The APTA issued a press release on Oct. 12 about a recent study published in the journal Neurology and conducted in the Greater Cincinnati/Northern Kentucky region. Researchers found that the rate of strokes among adults younger than 55 years of age increased from 12.9 percent in 1993/1994 to 18.6 percent in 2005.
Stroke incidence rates in people age 20 to 54 were significantly increased in both black and white patients in 2005 compared with earlier periods. The investigators also found that the mean age at stroke significantly decreased from 71.2 years in 1993/1994 to 69.2 years in 2005. Possible explanations for the increase could be that physicians are detecting strokes in young people more often, both as a result of better imaging technology and more vigilant screenings, according to a Reuters Health article about the study.
"But I really don't think that's the major reason," lead researcher Brett Kissela told Reuters. "We're definitely seeing a higher incidence of risk factors for stroke now."

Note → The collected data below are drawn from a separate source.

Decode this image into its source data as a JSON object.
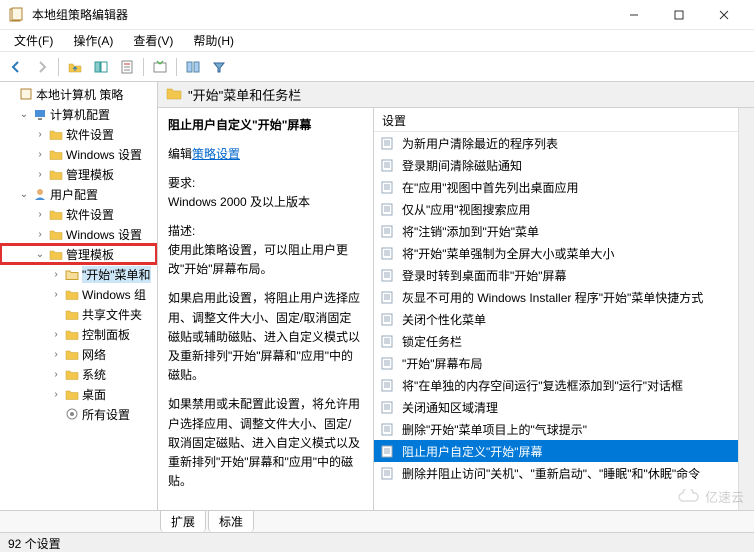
{
  "window": {
    "title": "本地组策略编辑器"
  },
  "menu": {
    "file": "文件(F)",
    "action": "操作(A)",
    "view": "查看(V)",
    "help": "帮助(H)"
  },
  "tree": {
    "root": "本地计算机 策略",
    "computer_config": "计算机配置",
    "cc_software": "软件设置",
    "cc_windows": "Windows 设置",
    "cc_admin": "管理模板",
    "user_config": "用户配置",
    "uc_software": "软件设置",
    "uc_windows": "Windows 设置",
    "uc_admin": "管理模板",
    "start_taskbar": "\"开始\"菜单和",
    "windows_comp": "Windows 组",
    "shared_folders": "共享文件夹",
    "control_panel": "控制面板",
    "network": "网络",
    "system": "系统",
    "desktop": "桌面",
    "all_settings": "所有设置"
  },
  "location": "\"开始\"菜单和任务栏",
  "description": {
    "title": "阻止用户自定义\"开始\"屏幕",
    "edit_prefix": "编辑",
    "edit_link": "策略设置",
    "req_label": "要求:",
    "req_text": "Windows 2000 及以上版本",
    "desc_label": "描述:",
    "para1": "使用此策略设置，可以阻止用户更改\"开始\"屏幕布局。",
    "para2": "如果启用此设置，将阻止用户选择应用、调整文件大小、固定/取消固定磁贴或辅助磁贴、进入自定义模式以及重新排列\"开始\"屏幕和\"应用\"中的磁贴。",
    "para3": "如果禁用或未配置此设置，将允许用户选择应用、调整文件大小、固定/取消固定磁贴、进入自定义模式以及重新排列\"开始\"屏幕和\"应用\"中的磁贴。"
  },
  "settings_header": "设置",
  "settings": [
    "为新用户清除最近的程序列表",
    "登录期间清除磁贴通知",
    "在\"应用\"视图中首先列出桌面应用",
    "仅从\"应用\"视图搜索应用",
    "将\"注销\"添加到\"开始\"菜单",
    "将\"开始\"菜单强制为全屏大小或菜单大小",
    "登录时转到桌面而非\"开始\"屏幕",
    "灰显不可用的 Windows Installer 程序\"开始\"菜单快捷方式",
    "关闭个性化菜单",
    "锁定任务栏",
    "\"开始\"屏幕布局",
    "将\"在单独的内存空间运行\"复选框添加到\"运行\"对话框",
    "关闭通知区域清理",
    "删除\"开始\"菜单项目上的\"气球提示\"",
    "阻止用户自定义\"开始\"屏幕",
    "删除并阻止访问\"关机\"、\"重新启动\"、\"睡眠\"和\"休眠\"命令"
  ],
  "selected_setting_index": 14,
  "tabs": {
    "extended": "扩展",
    "standard": "标准"
  },
  "statusbar": "92 个设置",
  "watermark": "亿速云"
}
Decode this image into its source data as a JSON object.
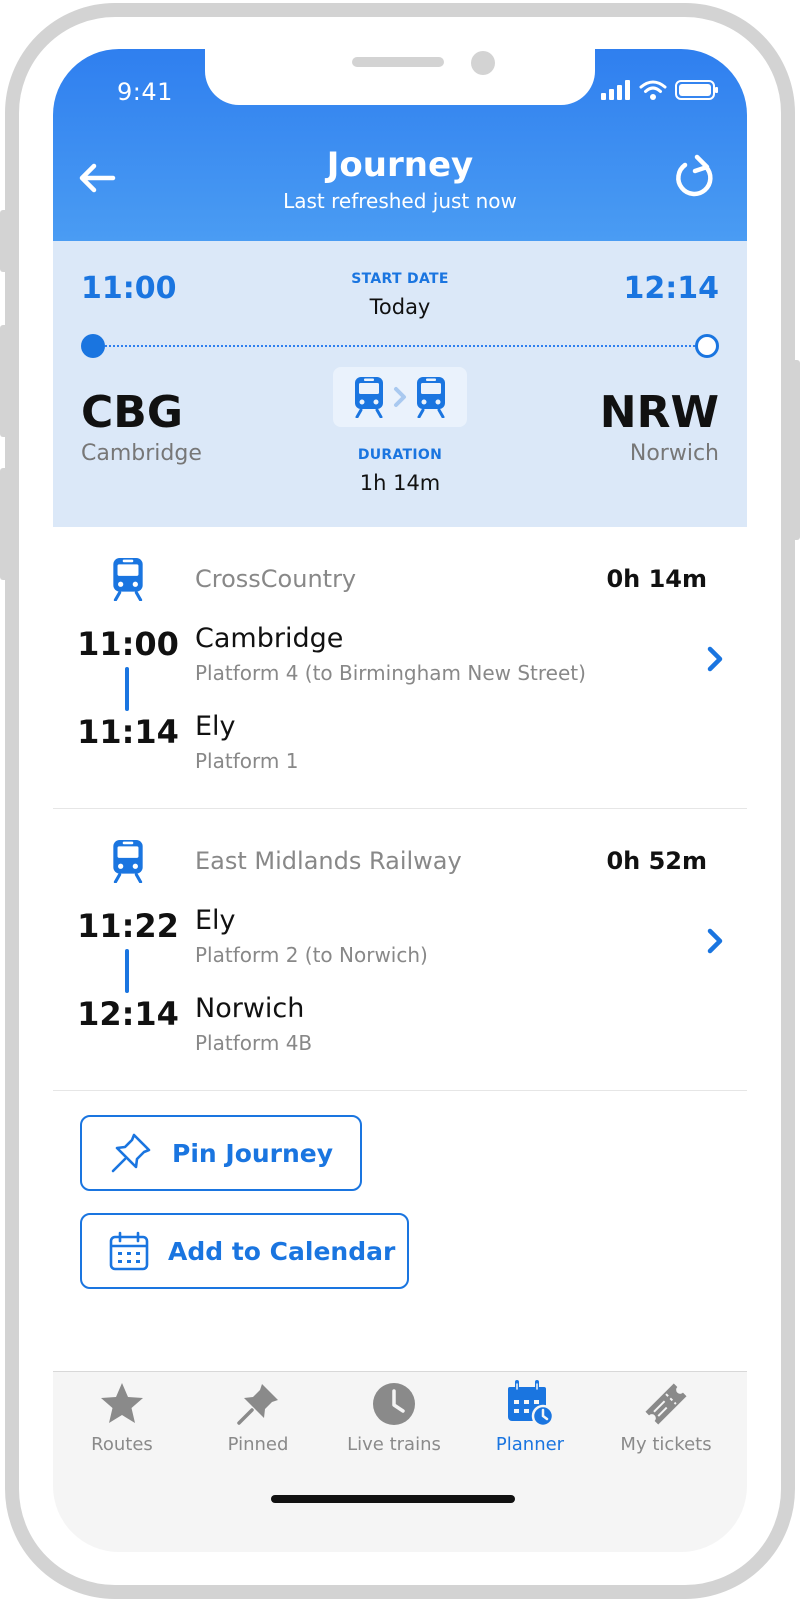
{
  "status_bar": {
    "time": "9:41"
  },
  "header": {
    "title": "Journey",
    "subtitle": "Last refreshed just now"
  },
  "summary": {
    "departure_time": "12:14",
    "departure_time_left": "11:00",
    "start_date_label": "START DATE",
    "start_date_value": "Today",
    "origin_code": "CBG",
    "origin_name": "Cambridge",
    "destination_code": "NRW",
    "destination_name": "Norwich",
    "duration_label": "DURATION",
    "duration_value": "1h 14m"
  },
  "legs": [
    {
      "operator": "CrossCountry",
      "duration": "0h 14m",
      "depart_time": "11:00",
      "depart_station": "Cambridge",
      "depart_platform": "Platform 4 (to Birmingham New Street)",
      "arrive_time": "11:14",
      "arrive_station": "Ely",
      "arrive_platform": "Platform 1"
    },
    {
      "operator": "East Midlands Railway",
      "duration": "0h 52m",
      "depart_time": "11:22",
      "depart_station": "Ely",
      "depart_platform": "Platform 2 (to Norwich)",
      "arrive_time": "12:14",
      "arrive_station": "Norwich",
      "arrive_platform": "Platform 4B"
    }
  ],
  "actions": {
    "pin_label": "Pin Journey",
    "calendar_label": "Add to Calendar"
  },
  "tabs": [
    {
      "label": "Routes",
      "icon": "star-icon"
    },
    {
      "label": "Pinned",
      "icon": "pin-icon"
    },
    {
      "label": "Live trains",
      "icon": "clock-icon"
    },
    {
      "label": "Planner",
      "icon": "calendar-clock-icon"
    },
    {
      "label": "My tickets",
      "icon": "ticket-icon"
    }
  ],
  "colors": {
    "accent": "#1a75e0",
    "header_top": "#2f7fef",
    "header_bottom": "#4a9cf3",
    "summary_bg": "#dbe8f8",
    "inactive_tab": "#8a8a8a"
  }
}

With people developing obesity, diabetes and high blood pressure at a younger age, they also are increasing their risk of stroke at a younger age.
"This is of great public health significance because strokes in younger patients carry the potential for greater lifetime burden of disability and because some potential contributors identified for this trend are modifiable," the authors wrote.
It's certainly a topic of concern and was also the focus of a Sept. 17 ADVANCE cover story, "Brain Attack," which chronicled the experience of an otherwise fit and healthy 37-year-old woman in Massachusetts who unexpectedly sustained a stroke.
What are your thoughts on this study? Have you seen evidence of stroke striking younger adults in your practice?